- Celsius as depicted in Doom Patrol (vol. 2) #1 (October 1987). Art by Steve Lightle.

Publication information
- Publisher: DC Comics
- First appearance: Showcase #94 (September 1977)
- Created by: Paul Kupperberg Joe Staton

In-story information
- Alter ego: Arani Desai Caulder
- Species: Metahuman
- Team affiliations: Doom Patrol Black Lantern Corps
- Notable aliases: Arani Caulder
- Abilities: Fire and ice manipulation Skilled martial artist

= Celsius (character) =

Celsius (Arani Desai) is a superhero in the DC Comics series Doom Patrol. She first appeared in Showcase #94 (September 1977), and was created by Paul Kupperberg and Joe Staton. She is among the very few superheroes of Indian heritage, and may be the first ever such hero created by DC Comics.

Celsius appeared in her first live adaptation on the first season of the Doom Patrol television series for DC Universe played by Jasmine Kaur and Madhur Jaffrey.

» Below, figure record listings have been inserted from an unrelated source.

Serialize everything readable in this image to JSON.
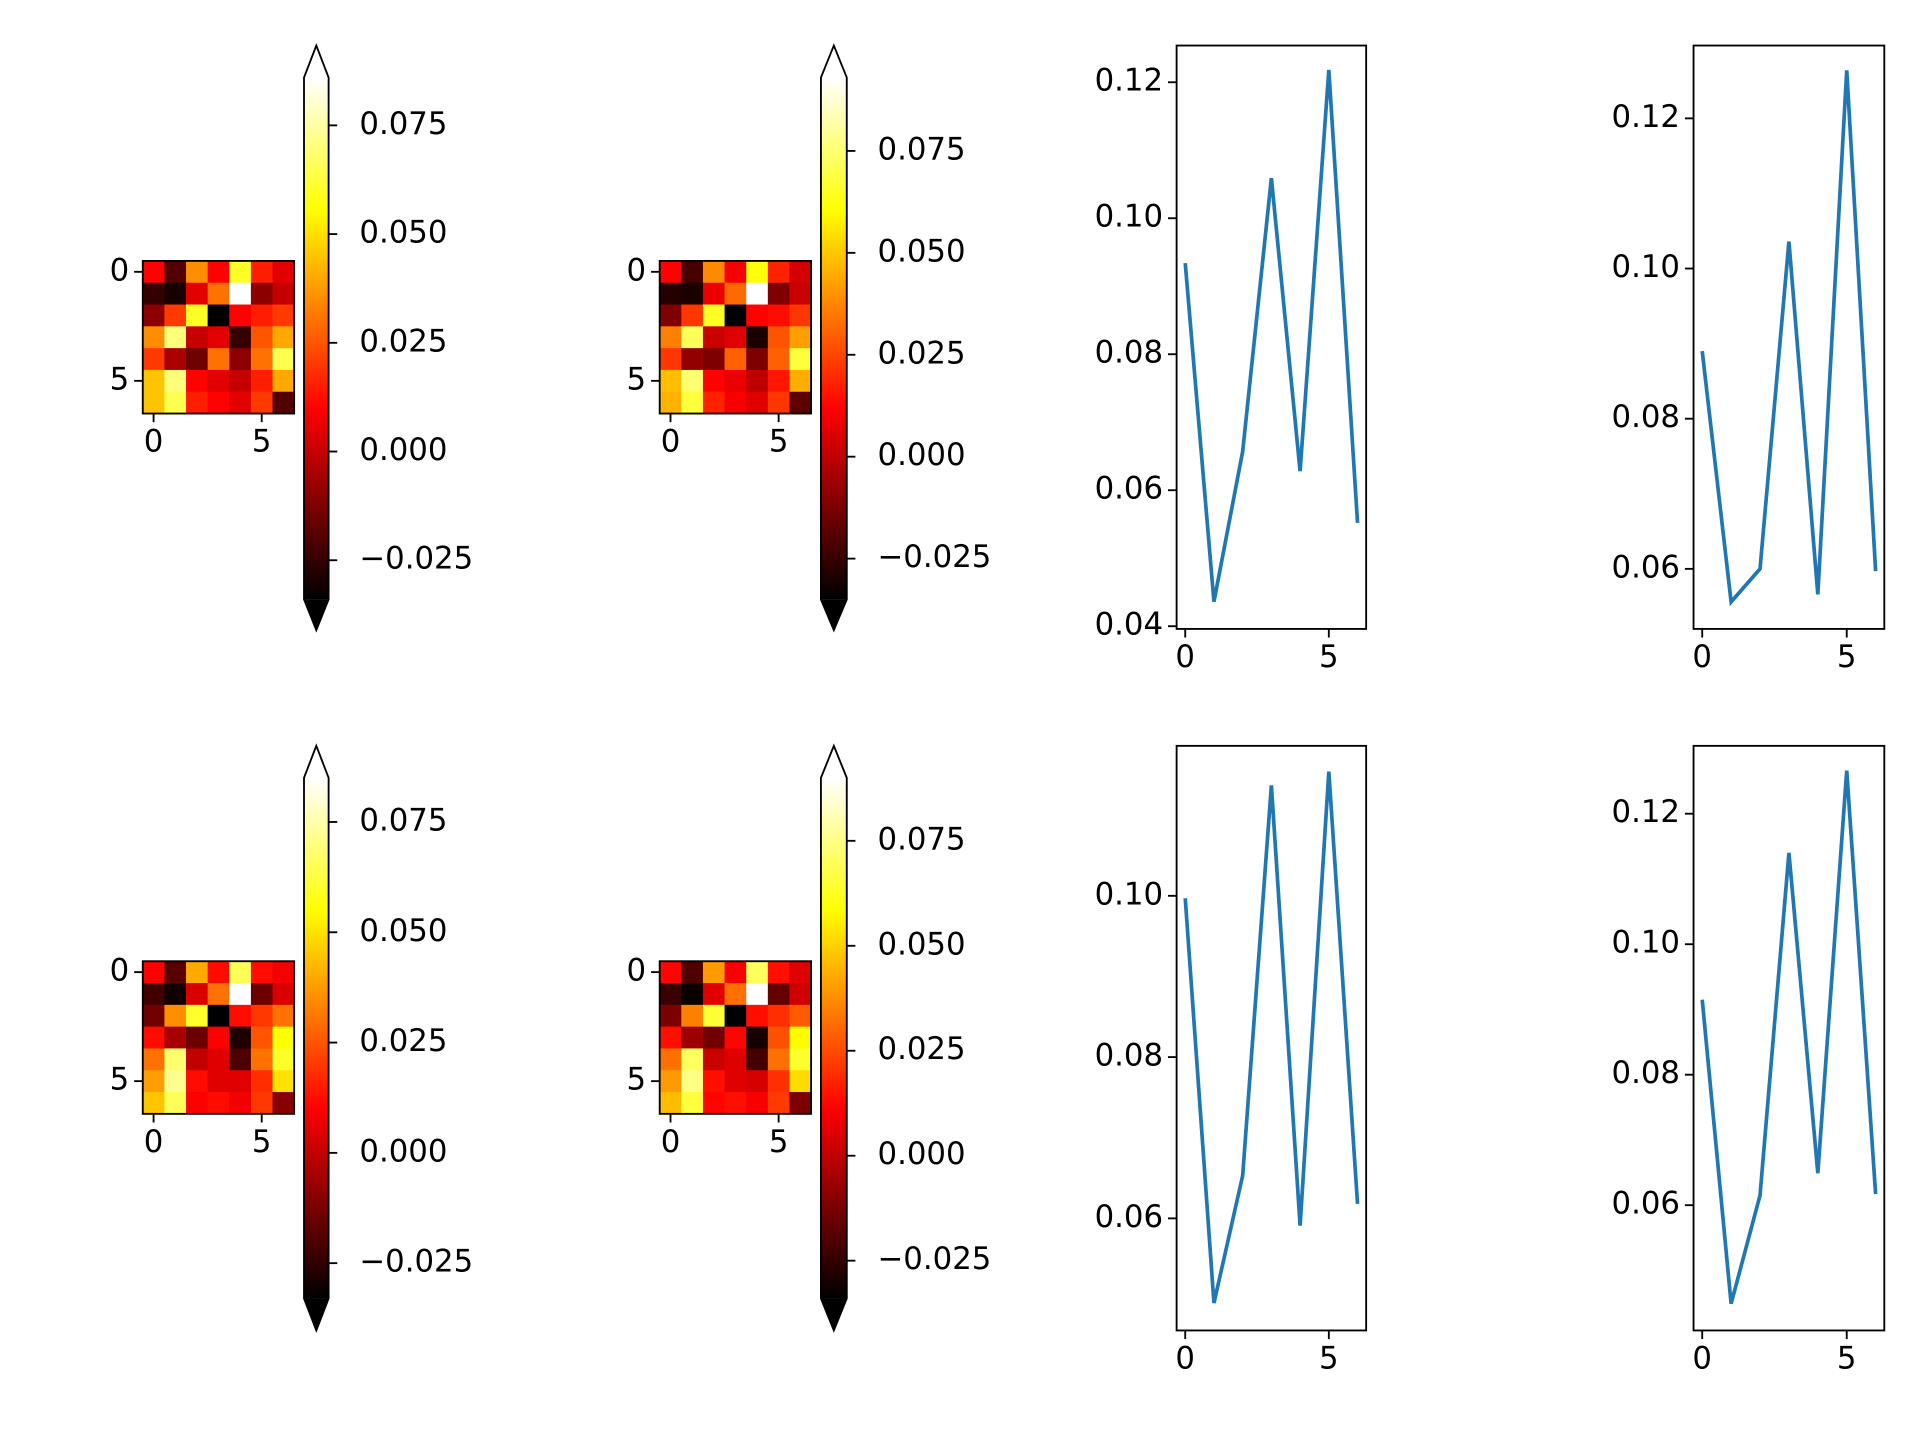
{
  "chart_data": [
    {
      "type": "heatmap",
      "cmap": "hot",
      "xlim": [
        -0.5,
        6.5
      ],
      "ylim": [
        6.5,
        -0.5
      ],
      "xticks": [
        0,
        5
      ],
      "yticks": [
        0,
        5
      ],
      "z": [
        [
          0.01,
          -0.02,
          0.035,
          0.01,
          0.06,
          0.015,
          0.005
        ],
        [
          -0.025,
          -0.03,
          0.005,
          0.03,
          0.086,
          -0.01,
          0.0
        ],
        [
          -0.01,
          0.02,
          0.06,
          -0.034,
          0.01,
          0.015,
          0.02
        ],
        [
          0.035,
          0.07,
          0.0,
          0.005,
          -0.025,
          0.025,
          0.04
        ],
        [
          0.02,
          -0.005,
          -0.015,
          0.03,
          -0.01,
          0.03,
          0.065
        ],
        [
          0.045,
          0.07,
          0.01,
          0.005,
          0.0,
          0.015,
          0.04
        ],
        [
          0.045,
          0.065,
          0.015,
          0.01,
          0.005,
          0.02,
          -0.02
        ]
      ],
      "colorbar": {
        "clim": [
          -0.034,
          0.086
        ],
        "extend": "both",
        "ticks": [
          {
            "value": -0.025,
            "label": "−0.025"
          },
          {
            "value": 0,
            "label": "0.000"
          },
          {
            "value": 0.025,
            "label": "0.025"
          },
          {
            "value": 0.05,
            "label": "0.050"
          },
          {
            "value": 0.075,
            "label": "0.075"
          }
        ]
      }
    },
    {
      "type": "heatmap",
      "cmap": "hot",
      "xlim": [
        -0.5,
        6.5
      ],
      "ylim": [
        6.5,
        -0.5
      ],
      "xticks": [
        0,
        5
      ],
      "yticks": [
        0,
        5
      ],
      "z": [
        [
          0.012,
          -0.022,
          0.038,
          0.01,
          0.062,
          0.018,
          0.004
        ],
        [
          -0.028,
          -0.03,
          0.008,
          0.032,
          0.093,
          -0.012,
          0.002
        ],
        [
          -0.012,
          0.022,
          0.065,
          -0.035,
          0.012,
          0.014,
          0.022
        ],
        [
          0.036,
          0.072,
          0.002,
          0.006,
          -0.03,
          0.028,
          0.042
        ],
        [
          0.022,
          -0.008,
          -0.012,
          0.03,
          -0.012,
          0.03,
          0.068
        ],
        [
          0.048,
          0.075,
          0.012,
          0.008,
          0.0,
          0.016,
          0.045
        ],
        [
          0.046,
          0.068,
          0.018,
          0.01,
          0.006,
          0.022,
          -0.018
        ]
      ],
      "colorbar": {
        "clim": [
          -0.035,
          0.093
        ],
        "extend": "both",
        "ticks": [
          {
            "value": -0.025,
            "label": "−0.025"
          },
          {
            "value": 0,
            "label": "0.000"
          },
          {
            "value": 0.025,
            "label": "0.025"
          },
          {
            "value": 0.05,
            "label": "0.050"
          },
          {
            "value": 0.075,
            "label": "0.075"
          }
        ]
      }
    },
    {
      "type": "line",
      "color": "#1f77b4",
      "x": [
        0,
        1,
        2,
        3,
        4,
        5,
        6
      ],
      "values": [
        0.0934,
        0.0436,
        0.0657,
        0.1059,
        0.0628,
        0.1218,
        0.0552
      ],
      "xlim": [
        -0.3,
        6.3
      ],
      "xticks": [
        0,
        5
      ],
      "ylim": [
        0.0396,
        0.1254
      ],
      "yticks": [
        0.04,
        0.06,
        0.08,
        {
          "value": 0.1,
          "label": "0.10"
        },
        0.12
      ]
    },
    {
      "type": "line",
      "color": "#1f77b4",
      "x": [
        0,
        1,
        2,
        3,
        4,
        5,
        6
      ],
      "values": [
        0.089,
        0.0556,
        0.06,
        0.1036,
        0.0566,
        0.1264,
        0.0597
      ],
      "xlim": [
        -0.3,
        6.3
      ],
      "xticks": [
        0,
        5
      ],
      "ylim": [
        0.052,
        0.1297
      ],
      "yticks": [
        0.06,
        0.08,
        {
          "value": 0.1,
          "label": "0.10"
        },
        0.12
      ]
    },
    {
      "type": "heatmap",
      "cmap": "hot",
      "xlim": [
        -0.5,
        6.5
      ],
      "ylim": [
        6.5,
        -0.5
      ],
      "xticks": [
        0,
        5
      ],
      "yticks": [
        0,
        5
      ],
      "z": [
        [
          0.01,
          -0.018,
          0.04,
          0.012,
          0.065,
          0.012,
          0.008
        ],
        [
          -0.022,
          -0.03,
          0.004,
          0.03,
          0.085,
          -0.015,
          0.004
        ],
        [
          -0.014,
          0.035,
          0.06,
          -0.033,
          0.012,
          0.02,
          0.03
        ],
        [
          0.012,
          -0.005,
          -0.015,
          0.01,
          -0.028,
          0.025,
          0.055
        ],
        [
          0.03,
          0.068,
          0.0,
          0.005,
          -0.02,
          0.03,
          0.06
        ],
        [
          0.038,
          0.072,
          0.012,
          0.005,
          0.005,
          0.018,
          0.05
        ],
        [
          0.045,
          0.065,
          0.01,
          0.012,
          0.008,
          0.02,
          -0.01
        ]
      ],
      "colorbar": {
        "clim": [
          -0.033,
          0.085
        ],
        "extend": "both",
        "ticks": [
          {
            "value": -0.025,
            "label": "−0.025"
          },
          {
            "value": 0,
            "label": "0.000"
          },
          {
            "value": 0.025,
            "label": "0.025"
          },
          {
            "value": 0.05,
            "label": "0.050"
          },
          {
            "value": 0.075,
            "label": "0.075"
          }
        ]
      }
    },
    {
      "type": "heatmap",
      "cmap": "hot",
      "xlim": [
        -0.5,
        6.5
      ],
      "ylim": [
        6.5,
        -0.5
      ],
      "xticks": [
        0,
        5
      ],
      "yticks": [
        0,
        5
      ],
      "z": [
        [
          0.012,
          -0.02,
          0.04,
          0.01,
          0.07,
          0.014,
          0.006
        ],
        [
          -0.024,
          -0.032,
          0.006,
          0.032,
          0.09,
          -0.016,
          0.003
        ],
        [
          -0.012,
          0.035,
          0.065,
          -0.034,
          0.014,
          0.02,
          0.028
        ],
        [
          0.014,
          -0.006,
          -0.014,
          0.012,
          -0.03,
          0.026,
          0.058
        ],
        [
          0.032,
          0.07,
          0.002,
          0.006,
          -0.022,
          0.032,
          0.064
        ],
        [
          0.04,
          0.075,
          0.014,
          0.006,
          0.004,
          0.02,
          0.052
        ],
        [
          0.046,
          0.066,
          0.012,
          0.014,
          0.01,
          0.022,
          -0.012
        ]
      ],
      "colorbar": {
        "clim": [
          -0.034,
          0.09
        ],
        "extend": "both",
        "ticks": [
          {
            "value": -0.025,
            "label": "−0.025"
          },
          {
            "value": 0,
            "label": "0.000"
          },
          {
            "value": 0.025,
            "label": "0.025"
          },
          {
            "value": 0.05,
            "label": "0.050"
          },
          {
            "value": 0.075,
            "label": "0.075"
          }
        ]
      }
    },
    {
      "type": "line",
      "color": "#1f77b4",
      "x": [
        0,
        1,
        2,
        3,
        4,
        5,
        6
      ],
      "values": [
        0.0997,
        0.0495,
        0.0653,
        0.1137,
        0.0591,
        0.1154,
        0.0618
      ],
      "xlim": [
        -0.3,
        6.3
      ],
      "xticks": [
        0,
        5
      ],
      "ylim": [
        0.0461,
        0.1186
      ],
      "yticks": [
        0.06,
        0.08,
        {
          "value": 0.1,
          "label": "0.10"
        }
      ]
    },
    {
      "type": "line",
      "color": "#1f77b4",
      "x": [
        0,
        1,
        2,
        3,
        4,
        5,
        6
      ],
      "values": [
        0.0915,
        0.0449,
        0.0615,
        0.114,
        0.0649,
        0.1266,
        0.0617
      ],
      "xlim": [
        -0.3,
        6.3
      ],
      "xticks": [
        0,
        5
      ],
      "ylim": [
        0.0408,
        0.1304
      ],
      "yticks": [
        0.06,
        0.08,
        {
          "value": 0.1,
          "label": "0.10"
        },
        0.12
      ]
    }
  ]
}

==Background and creation==
Celsius was created for the new, rebooted Doom Patrol which debuted in Showcase #94-96. Inspired by Len Wein and Dave Cockrum's "New X-Men", writer Paul Kupperberg wanted to have some heroes of different nationalities in the group. Artist Joe Staton used photos from National Geographic articles about India as the model for Celsius.

== Fictional character biography ==

Kalki from Doom Patrol (vol. 2) #3, art by Steve Lightle.

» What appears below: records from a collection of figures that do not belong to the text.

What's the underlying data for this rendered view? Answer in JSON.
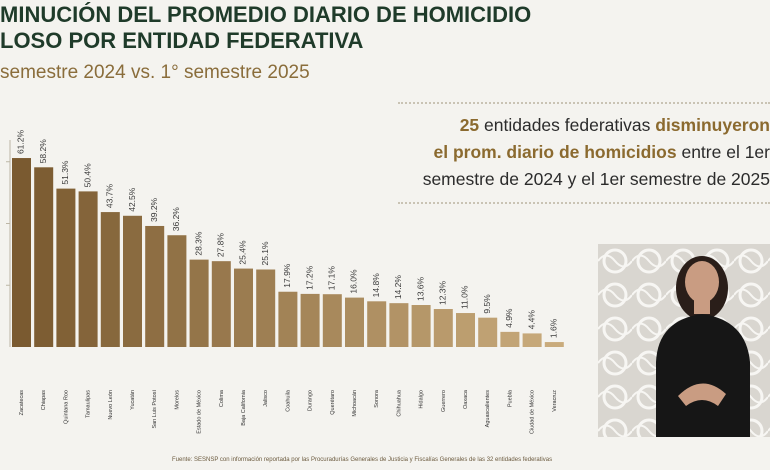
{
  "header": {
    "title_line1": "MINUCIÓN DEL PROMEDIO DIARIO DE HOMICIDIO",
    "title_line2": "LOSO POR ENTIDAD FEDERATIVA",
    "subtitle": "semestre 2024 vs. 1° semestre 2025"
  },
  "callout": {
    "count": "25",
    "text_a": " entidades federativas ",
    "highlight_a": "disminuyeron",
    "highlight_b": "el prom. diario de homicidios",
    "text_b": " entre el 1er",
    "line3": "semestre de 2024 y el 1er semestre de 2025"
  },
  "source": "Fuente: SESNSP con información reportada por las Procuradurías Generales de Justicia y Fiscalías Generales de las 32 entidades federativas",
  "chart_data": {
    "type": "bar",
    "categories": [
      "Zacatecas",
      "Chiapas",
      "Quintana Roo",
      "Tamaulipas",
      "Nuevo León",
      "Yucatán",
      "San Luis Potosí",
      "Morelos",
      "Estado de México",
      "Colima",
      "Baja California",
      "Jalisco",
      "Coahuila",
      "Durango",
      "Querétaro",
      "Michoacán",
      "Sonora",
      "Chihuahua",
      "Hidalgo",
      "Guerrero",
      "Oaxaca",
      "Aguascalientes",
      "Puebla",
      "Ciudad de México",
      "Veracruz"
    ],
    "values": [
      61.2,
      58.2,
      51.3,
      50.4,
      43.7,
      42.5,
      39.2,
      36.2,
      28.3,
      27.8,
      25.4,
      25.1,
      17.9,
      17.2,
      17.1,
      16.0,
      14.8,
      14.2,
      13.6,
      12.3,
      11.0,
      9.5,
      4.9,
      4.4,
      1.6
    ],
    "data_labels": [
      "61.2%",
      "58.2%",
      "51.3%",
      "50.4%",
      "43.7%",
      "42.5%",
      "39.2%",
      "36.2%",
      "28.3%",
      "27.8%",
      "25.4%",
      "25.1%",
      "17.9%",
      "17.2%",
      "17.1%",
      "16.0%",
      "14.8%",
      "14.2%",
      "13.6%",
      "12.3%",
      "11.0%",
      "9.5%",
      "4.9%",
      "4.4%",
      "1.6%"
    ],
    "ylim": [
      0,
      80
    ],
    "grid": false,
    "colors": {
      "bar_dark": "#7a5a30",
      "bar_light": "#c9ab7c",
      "label": "#3a3a3a"
    }
  }
}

Arani Desai was born in India into a life of wealth and privilege. She ran away from home after her father went insane and was rescued by Niles Caulder, who gave her an immortality-inducing serum on their wedding and left her in the Himalayas while he tried to evade General Immortus. Arani later realizes that the serum also gave her the ability to control her core temperature and project heat and cold.
After discovering that the Doom Patrol were killed in battle with Madame Rouge and General Zahl, Arani searches for Caulder, whom she refuses to believe died. In the process, she confronts her father Ashok, who intends to bring about the Kali Yuga. Ashok previously worked with Niles Caulder to develop the immortality serum and tested an early version of it on himself, activating his metagene and transforming him into a living portal to a dimension that he believed to be Hell. Celsius injures Ashok, causing the demons on the other side of its portal to turn on him and drag him to their dimension.

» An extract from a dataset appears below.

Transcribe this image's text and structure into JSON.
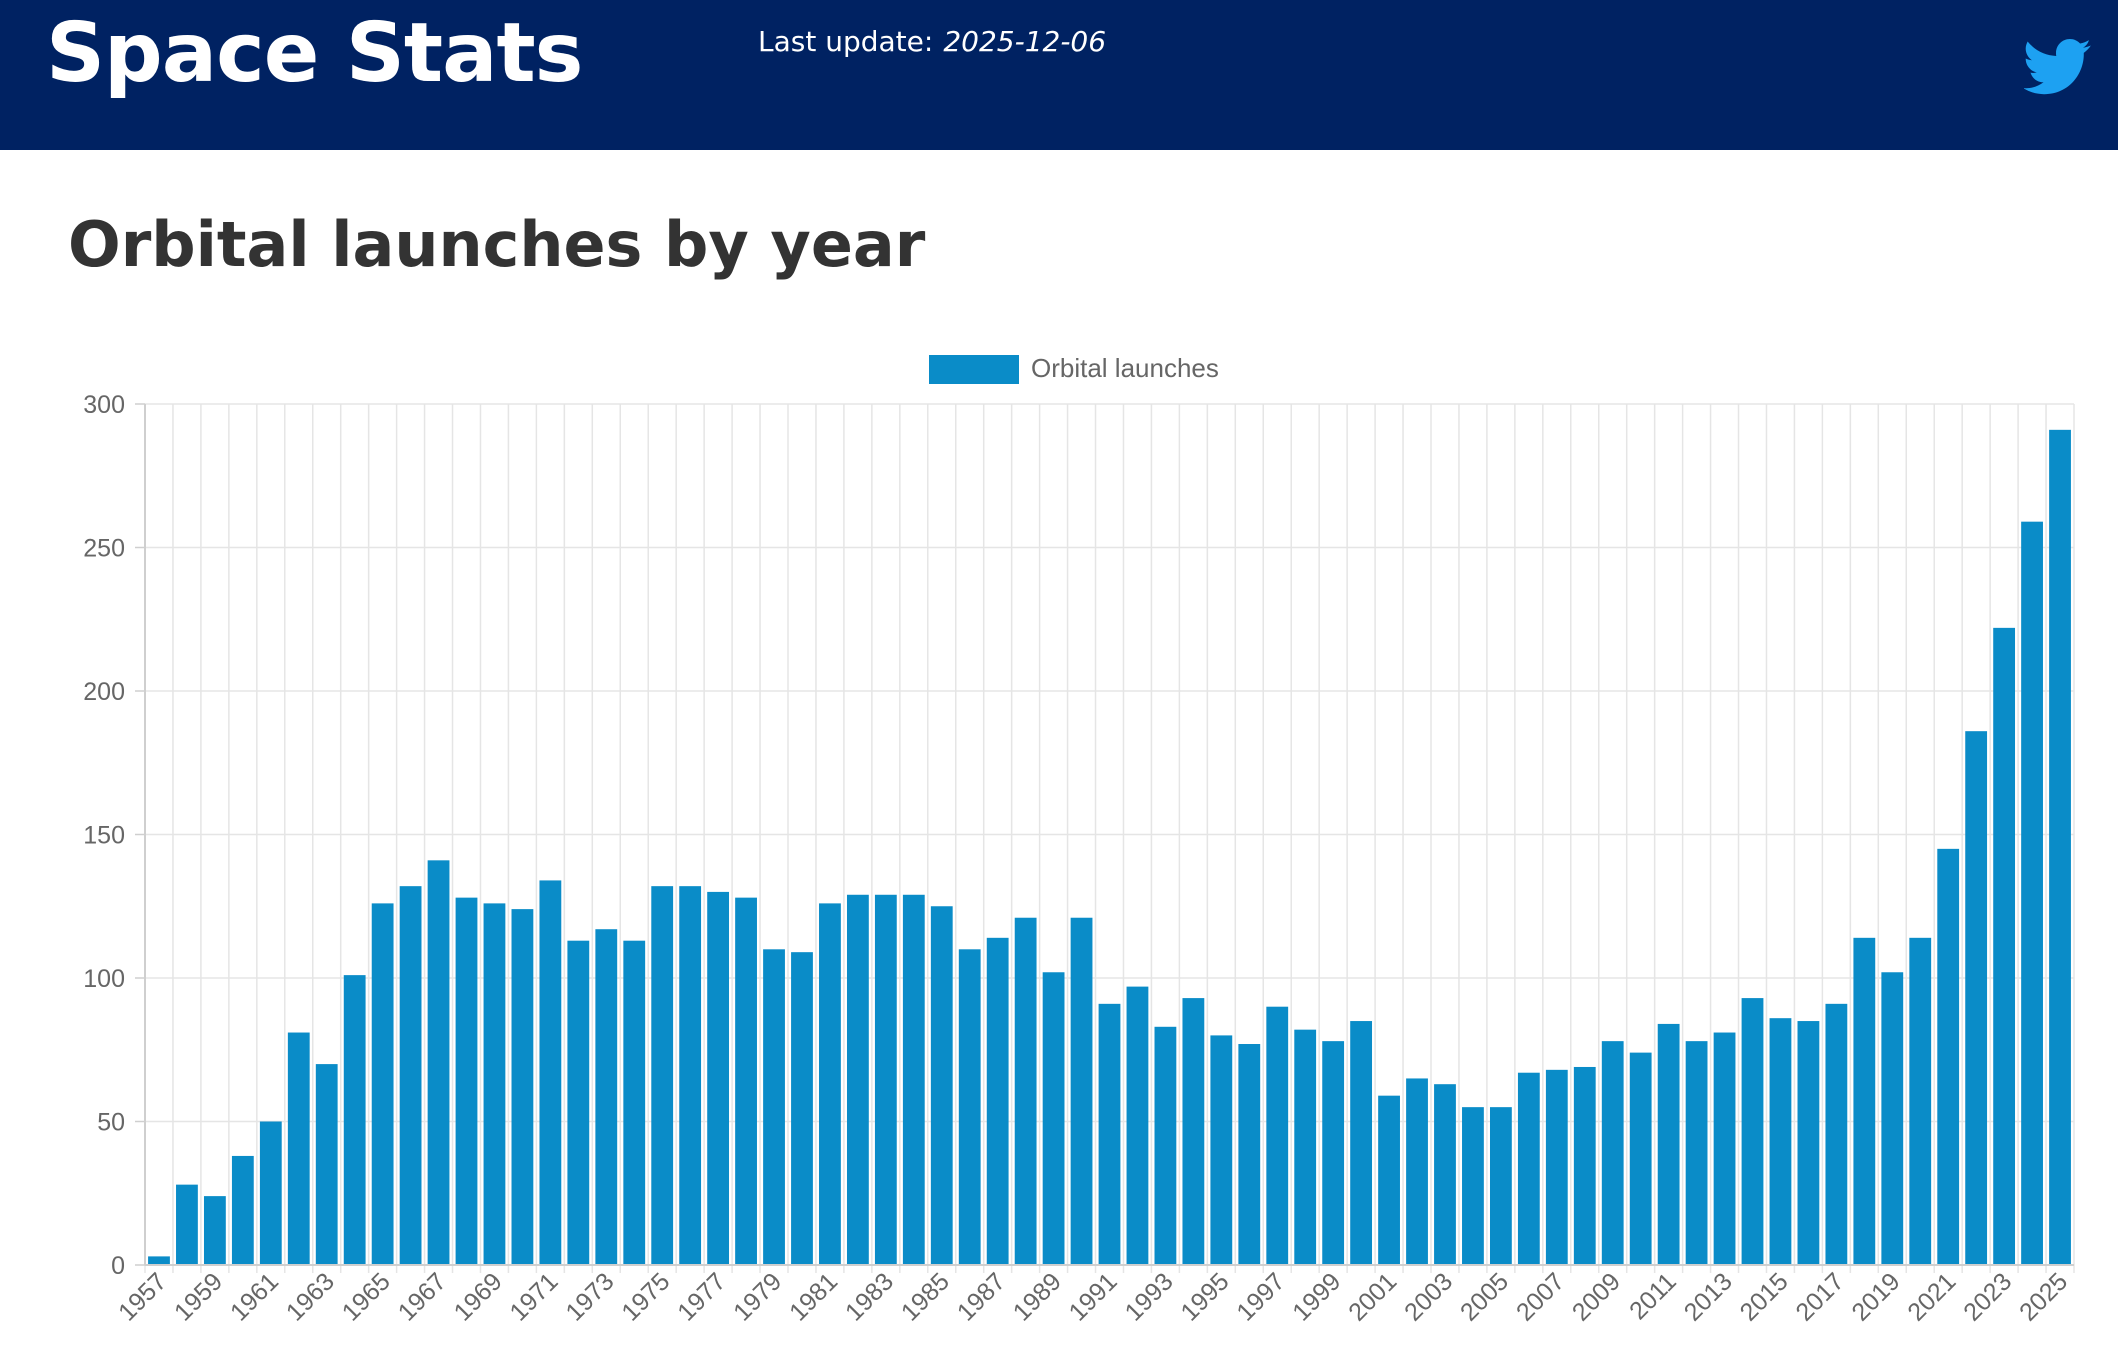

During the 1988 event Invasion!, Arani is killed in a suicidal attempt to stop a Gil'Dishpan battle cruiser from escaping the Arctic Circle. She remains dead for many years before returning as a Black Lantern during the 2009 event Blackest Night. Following the 2011 relaunch The New 52, Arani is permanently resurrected and becomes the leader of the Doomed, India's sanctioned superhero team.

==Powers and abilities==
Celsius is a superior martial artist due to her monastery training. She has minor levels of ancient mysticism taught to her due to her monastery training in the Himalayas by Buddhist monks. The monks taught Arani to control and manipulate her core temperature, projecting fire and ice from her left and right hands respectively.

==In other media==
Celsius appears in the Doom Patrol episode "Doom Patrol Patrol", portrayed by Jasmine Kaur as a young woman and Madhur Jaffrey as an old woman. This version was a member of a 1950s incarnation of the Doom Patrol before they were defeated and rendered mentally ill by Mr. Nobody.